Max'in bu kelimelerin altındaki anlamı kavrayabilmesi biraz zaman aldı ve afallamış bir şekilde Riftan'ın alev alan gözlerinin içerisine baktı. Tabii ki suskunluğu yanlış yorumlanarak Riftan'ın hatalı fikrine kapılmasına sebep olmuştu.

Altında küçümseme barındıran bir tonla adeta hırıldayarak konuştu adam. "Ben ölümle yüzyüze savaşırken, sen burada başka bir adamla mıydın?"

"O-oh tabiki ha-hayır!

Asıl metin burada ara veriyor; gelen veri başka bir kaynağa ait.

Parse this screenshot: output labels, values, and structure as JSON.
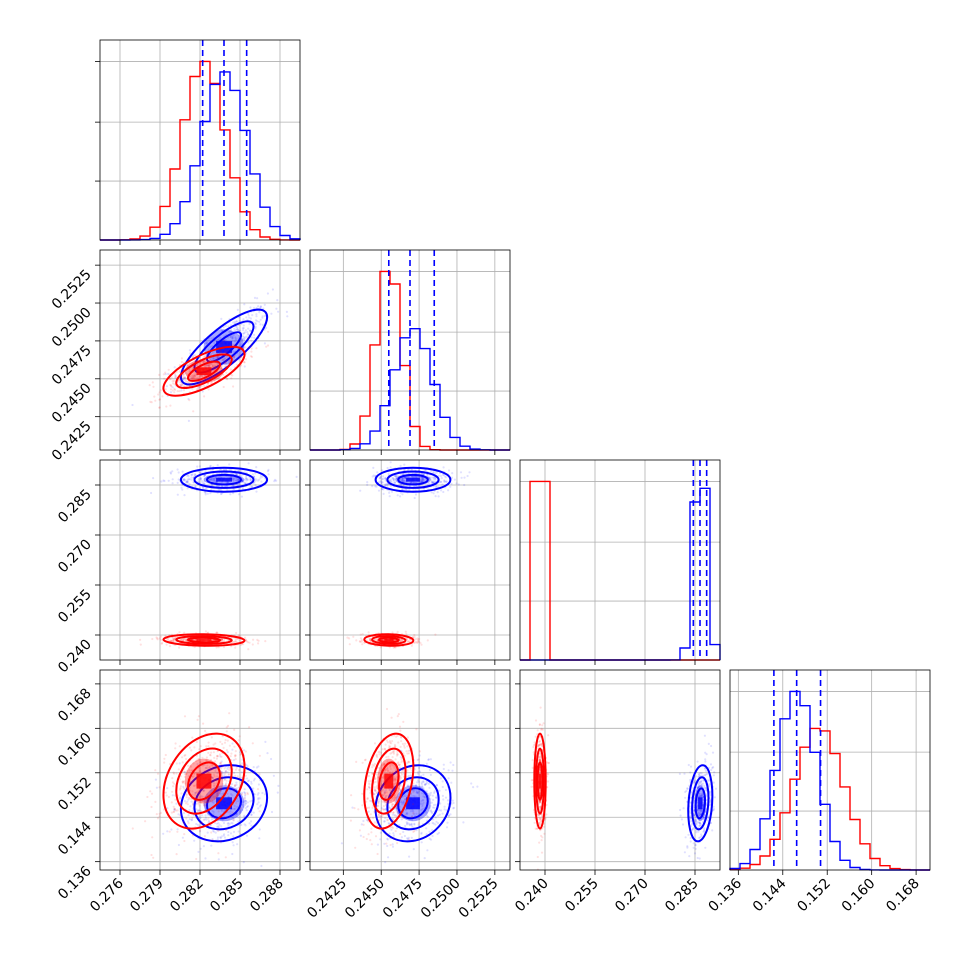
{
  "colors": {
    "red_sample": "#ff0000",
    "blue_sample": "#0000ff",
    "grid": "#b0b0b0"
  },
  "chart_data": {
    "type": "corner",
    "grid": true,
    "params": [
      {
        "lim": [
          0.2745,
          0.2895
        ],
        "ticks": [
          0.276,
          0.279,
          0.282,
          0.285,
          0.288
        ],
        "tick_labels": [
          "0.276",
          "0.279",
          "0.282",
          "0.285",
          "0.288"
        ]
      },
      {
        "lim": [
          0.2403,
          0.2535
        ],
        "ticks": [
          0.2425,
          0.245,
          0.2475,
          0.25,
          0.2525
        ],
        "tick_labels": [
          "0.2425",
          "0.2450",
          "0.2475",
          "0.2500",
          "0.2525"
        ]
      },
      {
        "lim": [
          0.2325,
          0.2925
        ],
        "ticks": [
          0.24,
          0.255,
          0.27,
          0.285
        ],
        "tick_labels": [
          "0.240",
          "0.255",
          "0.270",
          "0.285"
        ]
      },
      {
        "lim": [
          0.1345,
          0.1705
        ],
        "ticks": [
          0.136,
          0.144,
          0.152,
          0.16,
          0.168
        ],
        "tick_labels": [
          "0.136",
          "0.144",
          "0.152",
          "0.160",
          "0.168"
        ]
      }
    ],
    "series": [
      {
        "color": "#ff0000",
        "means": [
          0.2823,
          0.2455,
          0.2385,
          0.1505
        ],
        "sds": [
          0.0016,
          0.00085,
          0.0009,
          0.0045
        ],
        "corr": [
          [
            1,
            0.7,
            -0.1,
            0.3
          ],
          [
            0.7,
            1,
            -0.1,
            0.3
          ],
          [
            -0.1,
            -0.1,
            1,
            0
          ],
          [
            0.3,
            0.3,
            0,
            1
          ]
        ]
      },
      {
        "color": "#0000ff",
        "means": [
          0.2838,
          0.2471,
          0.2866,
          0.1465
        ],
        "sds": [
          0.0017,
          0.0013,
          0.0019,
          0.0036
        ],
        "corr": [
          [
            1,
            0.8,
            0,
            0.15
          ],
          [
            0.8,
            1,
            0,
            0.15
          ],
          [
            0,
            0,
            1,
            0.2
          ],
          [
            0.15,
            0.15,
            0.2,
            1
          ]
        ]
      }
    ],
    "quantile_lines": [
      [
        0.2822,
        0.2838,
        0.2855
      ],
      [
        0.2455,
        0.2469,
        0.2485
      ],
      [
        0.2845,
        0.2865,
        0.2885
      ],
      [
        0.1424,
        0.1465,
        0.1508
      ]
    ],
    "quantile_color": "#0000ff"
  }
}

B-böyle bir şey yapmadım!" Onun önünde sürünür gibi çıkan sesiyle verdiği cevap, Riftan'ın öfkesini birazcık elinden almış ancak hala ikna edememişti.
Bu yüzden sorgulamayı sürdürdü.

"Öyleyse Tanrı aşkına neden boşanmaktan bahsediyorsun?!"

" B-ben, sen geri d-döndüğünde o-onunla evlenebilmek için benimle boşanmak i-i-isteyeceğini düşündüm..."

"O?" Biraz üzerine düşündükten sonra Max'in saçmaladığı şeyi anladığını umarak keskin bir dille ekledi. "Agnes mi?"

Kızın adını duyduğunda gözleri genişleyen Milian'ın verebildiği tek yanıt, hafif bir baş sallamasıydı.

Ancak daha bu hareket bitmeden ifadesiz yüzü kasılan adam, başını sertçe sıvazlayarak birazdan bahsedeceği kişilerin ecdadına sövmeye başladı... Kendi kendine mırıldanırken, epey kızgındı. "Bir grup insan müsveddesi, bir avuç boş söylenti yaymış..."

Odanın içerisinde kısa bir voltanın ardından Max'in bulunduğu yatağa çöküp, bedenini kavradığı kızı kolaylıkla çekip alarak, kucağına oturttu.

Onun bu beklenmedik hareketi Maximilian için sürpriz olmuştu; refleksle, bacaklarını kendine çekebilmek için çırpındı. Riftan sevgi dolu bir şekilde iki eliyle kızın yüzünün yanlarını nezaketle tutarak kendisine yaklaştırdı. Hemen sonrasında Max, onun dilinin ucunun gözlerinden akan yaşlara değişinin ıslaklığını cildinde hissederek, nemli kirpiklerini kırpıştırdı ve gözlerini kapattı.

Riftan acele etmeden, damlayan göz yaşlarını teker teker siliyordu. Sıcak nefesi yanaklarını gıdıkladığında kızın titreyen dudaklarının arasından içgüdüsel bir inilti kaçtı.

Adam, onun ürkerek titreyen bedenini hissettiğinde bir iç çekişle beraber kolunu kızın beline doladı. "Neler duyduğunu bilmiyorum fakat ben o teklifi geri çevirdim."

"Re-re-red mi ettin?!"

Max'in gözleri hayretle açılarak sorunca, Riftan da sesi birkaç oktav yükselerek cevapladı. "İnansan iyi olur! Gerçekten böyle çılgınca bir teklifi kabul edecek birisi olduğumu mu düşünüyorsun??"

Çılgınca bir teklif derken neyi kast ediyor? Dünyayı kurtaran adama güzel bir prensesin teklif edilmesinin neresi çılgınca??

"Hangi aklı başında kişi, zaten evli olan bir adama evlilik teklifi sunar ki? Bunu ilk duyduğumda kralın delirdiğini sandım..."

"H-huh, ama..."

"Eğer birisi, Tanrı'nın önünde ettiği kutsal yemini bozmaya kalkışırsa, o adamı kendi ellerimle hadım ederim. Böylesine etik dışı bir şeyi yapacağımı nasıl düşünürsün?"

O ciddi mi?..

Kız başını kaldırarak ona baktı, aynı anda hem şaşkın, hem de utandırılmış hissediyordu. Şövalyelerin inanç, mertlik ve sadakate olan bağlılığını duymuştu, ama bu adam da başından beri bu bağlılığı taşıyan bir şövalye miydi yani?